Habe ich irgendwas vergessen? Warum kenne ich niemanden außer Arthur?

Verzweifelt öffne ich mein E-Mail-Postfach, in der Hoffnung, darin irgendeinen Hinweis zu finden, doch das Einzige, was ich sehe, ist eine Nachricht in meinem Spam-Ordner von einem Absender mit dem Namen Shooting Star.

Du bist jemandes wahrgewordener Traum

steht dort als Betreff und aus irgendeinem Grund löst dieser Satz etwas in mir aus.

Ich bin jemandes wahrgewordener Traum.
Der einzige Jemand, den ich kenne, ist Arthur.

Und Arthur hatte gestern Geburtstag und sich etwas gewünscht. Er hat mir zwar nicht verraten, was er sich gewünscht hat, aber was, wenn ich die Erfüllung seines Wunsches bin?

Ohne lange zu überlegen, drücke ich erneut auf den Klingelknopf und trippele aufgeregt mit dem Fuß. Ich bin nicht nervös, eher ungeduldig, denn nun habe ich eine Antwort auf die Frage, warum ich hier bin.

Arthurs eilige Schritte sind hinter der Tür zu hören und dann stehe ich wieder im Licht.

Inzwischen sind seine Haare gestylt und er scheint etwas Parfum aufgelegt zu haben. Außerdem trägt er einen hellgrauen Anzug und dazu ein weißes Hemd.

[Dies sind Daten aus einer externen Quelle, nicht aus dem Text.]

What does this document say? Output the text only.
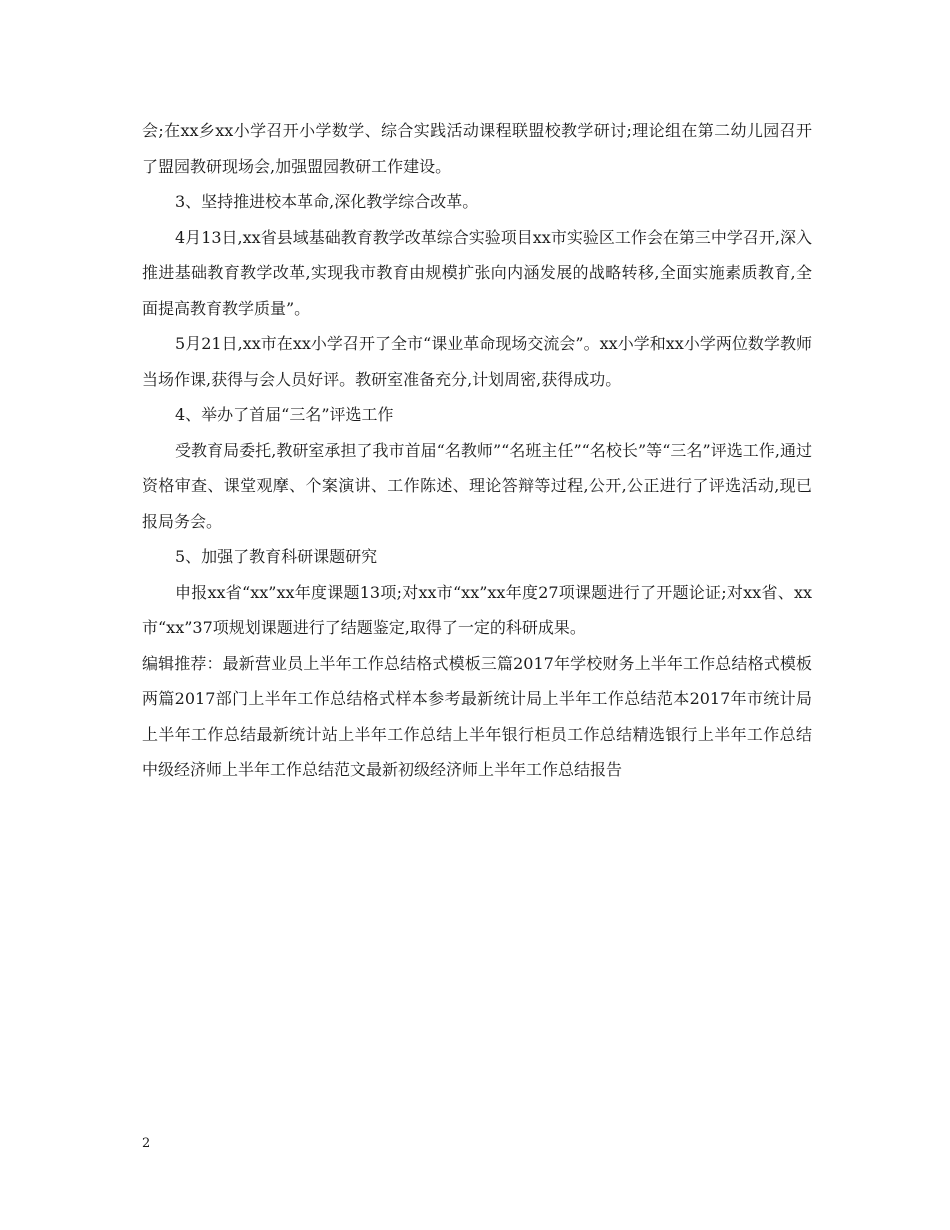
会;在xx乡xx小学召开小学数学、综合实践活动课程联盟校教学研讨;理论组在第二幼儿园召开了盟园教研现场会,加强盟园教研工作建设。

3、坚持推进校本革命,深化教学综合改革。

4月13日,xx省县域基础教育教学改革综合实验项目xx市实验区工作会在第三中学召开,深入推进基础教育教学改革,实现我市教育由规模扩张向内涵发展的战略转移,全面实施素质教育,全面提高教育教学质量”。

5月21日,xx市在xx小学召开了全市“课业革命现场交流会”。xx小学和xx小学两位数学教师当场作课,获得与会人员好评。教研室准备充分,计划周密,获得成功。

4、举办了首届“三名”评选工作

受教育局委托,教研室承担了我市首届“名教师”“名班主任”“名校长”等“三名”评选工作,通过资格审查、课堂观摩、个案演讲、工作陈述、理论答辩等过程,公开,公正进行了评选活动,现已报局务会。

5、加强了教育科研课题研究

申报xx省“xx”xx年度课题13项;对xx市“xx”xx年度27项课题进行了开题论证;对xx省、xx市“xx”37项规划课题进行了结题鉴定,取得了一定的科研成果。

编辑推荐：最新营业员上半年工作总结格式模板三篇2017年学校财务上半年工作总结格式模板两篇2017部门上半年工作总结格式样本参考最新统计局上半年工作总结范本2017年市统计局上半年工作总结最新统计站上半年工作总结上半年银行柜员工作总结精选银行上半年工作总结中级经济师上半年工作总结范文最新初级经济师上半年工作总结报告

2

Fasziniert starre ich ihn an, während er mich ebenfalls verwundert mustert, sein Handy noch an seinem Ohr.

„Felix?", macht er.

„Arthur", begrüße ich ihn zum wiederholten Mal. „Ich weiß es jetzt!"

„Was weißt du?"

„Warum ich hier bin."

Er lacht wieder dieses unbeholfene Lachen und sagt: „Ich hab zwar überhaupt keine Zeit, aber schieß los."

„Wegen dir."

„Hast du das nicht gestern schon gesagt?"

„Nein", lache ich. „Also... doch, aber ich meine es so. Wegen dir. Wegen deinem Wunsch."

„Was für ein Wunsch?"

„Die Sternschnuppe."

„Ich habe dir doch gar nicht gesagt, was ich mir gewünscht habe."

„Das brauchtest du auch gar nicht, denn jetzt bin ich ja hier", strahle ich ihn an.

„Brad", sagt er in den Hörer, ohne seinen Blick von mir zu nehmen. „Wir sehen uns im Büro."